Michael Mosley: Wonders Of The Human Body (Channel 5)
To see the Daily Mail’s much-loved medical expert Dr Michael Mosley bouncing around full of vim, filmed a few months before his tragic death on holiday, provokes a cascade of emotions.
It’s saddening to see him evidently worried about his own mortality, heart-breaking to watch him hurl himself into experiments and fitness tests, but also a delight to witness his inexhaustible zest for life.
No presenter ever enjoyed his subject — our health, his own health, the marvels of medicine and new advances in science — more than Dr Mosley, nor explained it better.
He was at Oxford University, in the first episode of this three-part series, to discover whether he was developing heart disease, in Michael Mosley: Wonders Of The Human Body (Ch5).
The prospect plainly unsettled him.

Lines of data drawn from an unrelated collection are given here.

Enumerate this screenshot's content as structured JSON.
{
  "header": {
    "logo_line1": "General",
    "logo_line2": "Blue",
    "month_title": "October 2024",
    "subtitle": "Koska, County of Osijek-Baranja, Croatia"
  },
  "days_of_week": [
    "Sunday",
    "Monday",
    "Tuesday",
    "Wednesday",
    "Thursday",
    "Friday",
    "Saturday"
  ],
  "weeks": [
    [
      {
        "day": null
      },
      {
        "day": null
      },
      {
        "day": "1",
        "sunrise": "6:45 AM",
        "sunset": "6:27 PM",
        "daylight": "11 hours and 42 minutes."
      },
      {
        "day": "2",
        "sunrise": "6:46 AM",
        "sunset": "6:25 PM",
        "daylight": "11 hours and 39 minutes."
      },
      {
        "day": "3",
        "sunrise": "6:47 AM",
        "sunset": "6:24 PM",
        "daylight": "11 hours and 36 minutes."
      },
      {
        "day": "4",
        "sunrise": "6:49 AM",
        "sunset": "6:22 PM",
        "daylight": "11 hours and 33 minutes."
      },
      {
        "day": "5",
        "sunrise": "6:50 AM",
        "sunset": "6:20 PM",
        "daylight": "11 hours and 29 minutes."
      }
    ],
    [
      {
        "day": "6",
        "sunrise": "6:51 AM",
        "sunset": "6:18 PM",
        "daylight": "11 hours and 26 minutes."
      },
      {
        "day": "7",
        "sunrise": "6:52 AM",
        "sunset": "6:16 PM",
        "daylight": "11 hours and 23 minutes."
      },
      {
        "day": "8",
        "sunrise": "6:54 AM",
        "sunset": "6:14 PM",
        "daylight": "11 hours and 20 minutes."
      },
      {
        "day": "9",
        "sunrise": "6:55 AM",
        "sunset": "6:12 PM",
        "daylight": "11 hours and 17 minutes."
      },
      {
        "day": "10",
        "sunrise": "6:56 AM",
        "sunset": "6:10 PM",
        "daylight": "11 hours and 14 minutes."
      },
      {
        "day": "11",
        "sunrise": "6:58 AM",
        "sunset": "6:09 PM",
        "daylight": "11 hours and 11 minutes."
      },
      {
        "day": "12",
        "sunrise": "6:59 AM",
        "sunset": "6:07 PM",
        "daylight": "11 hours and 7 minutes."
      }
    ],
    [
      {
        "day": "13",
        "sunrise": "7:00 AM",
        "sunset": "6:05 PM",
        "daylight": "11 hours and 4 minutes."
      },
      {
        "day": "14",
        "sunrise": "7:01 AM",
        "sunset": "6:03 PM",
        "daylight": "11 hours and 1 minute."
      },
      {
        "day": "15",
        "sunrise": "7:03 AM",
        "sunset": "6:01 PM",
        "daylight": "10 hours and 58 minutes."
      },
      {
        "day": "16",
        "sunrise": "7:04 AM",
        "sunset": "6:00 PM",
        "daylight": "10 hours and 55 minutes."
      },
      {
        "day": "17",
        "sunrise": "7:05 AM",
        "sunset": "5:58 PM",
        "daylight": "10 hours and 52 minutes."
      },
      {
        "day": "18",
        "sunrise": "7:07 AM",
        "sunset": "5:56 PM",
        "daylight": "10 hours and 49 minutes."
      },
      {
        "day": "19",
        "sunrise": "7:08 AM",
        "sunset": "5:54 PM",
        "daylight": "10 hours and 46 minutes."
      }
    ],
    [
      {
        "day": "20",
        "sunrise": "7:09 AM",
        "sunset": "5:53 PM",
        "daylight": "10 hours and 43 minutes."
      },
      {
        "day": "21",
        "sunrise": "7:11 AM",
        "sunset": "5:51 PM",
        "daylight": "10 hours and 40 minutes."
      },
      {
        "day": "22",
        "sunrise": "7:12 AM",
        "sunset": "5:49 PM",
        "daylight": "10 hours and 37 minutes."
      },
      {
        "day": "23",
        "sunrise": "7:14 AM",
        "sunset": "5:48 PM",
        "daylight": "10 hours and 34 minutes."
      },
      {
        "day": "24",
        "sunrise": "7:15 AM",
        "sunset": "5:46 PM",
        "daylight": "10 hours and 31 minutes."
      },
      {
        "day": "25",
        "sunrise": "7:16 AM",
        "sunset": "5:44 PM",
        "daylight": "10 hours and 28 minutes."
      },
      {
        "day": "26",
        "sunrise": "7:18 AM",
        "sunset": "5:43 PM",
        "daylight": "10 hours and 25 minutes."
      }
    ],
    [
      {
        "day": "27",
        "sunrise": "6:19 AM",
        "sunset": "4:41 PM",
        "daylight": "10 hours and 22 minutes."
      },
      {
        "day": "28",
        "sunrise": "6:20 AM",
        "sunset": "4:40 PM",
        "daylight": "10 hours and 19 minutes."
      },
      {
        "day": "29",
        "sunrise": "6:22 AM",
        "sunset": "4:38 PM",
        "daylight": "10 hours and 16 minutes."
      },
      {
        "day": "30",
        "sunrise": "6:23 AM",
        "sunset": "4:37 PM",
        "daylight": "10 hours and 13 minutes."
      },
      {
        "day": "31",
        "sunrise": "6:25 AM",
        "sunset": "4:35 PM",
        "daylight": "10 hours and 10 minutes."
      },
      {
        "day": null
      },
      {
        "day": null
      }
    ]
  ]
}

His own father died from cardiac disease, aged 74. Michael, who was 66 at the time of filming, admitted he lay awake all night before his heart test results: ‘I was really, really worried.’
After dye was injected into his blood, he underwent a CT scan to inspect his arteries. To his alarm, plaque was beginning to build up, narrowing vital blood vessels.
‘What I’m looking at is a ticking time bomb,’ he said, ‘a potential heart attack coming down the line.’
But the scan also indicated that the plaques were stable and unlikely to burst, which could have been instantly fatal. His overall risk of a heart attack within eight years was calculated at 5.9 per cent.
A tragic pall of irony hung over the whole show. In June this year, while on holiday with his wife Claire in Crete, he took a walk in the blazing afternoon sun and was apparently overcome by the heat. Despite a frantic search, his body was not discovered for several days.
Seeing him at his irrepressible best in this series, it is almost inconceivable that he had such a short time left to live.
He leapt fully clothed into a bath and announced that the average human mouth produces enough saliva in three months to fill the tub to overflowing.
Then he headed to another medical lab where a camera was inserted down his nose and into the back of his throat.
As he chattered, giggled and gargled, we saw how his epiglottis — a flap of pink flesh — kept food and saliva from dribbling into his air passage.
A close-up of him swallowing a bite of banana gave me ‘the ick’, as Love Islanders say, but it was weirdly interesting too.
He did baulk at the prospect of a dip in the icy North Sea off the Ayrshire coast, but donned a wetsuit to have a go at cold water immersion in the slightly balmier climes of Bath in Somerset.
And he sent a bunch of shoppers round a DIY store, pushing trolleys with heart monitors built into the handles.
It was all great fun, informative and slightly wacky. There will never be anyone quite like him.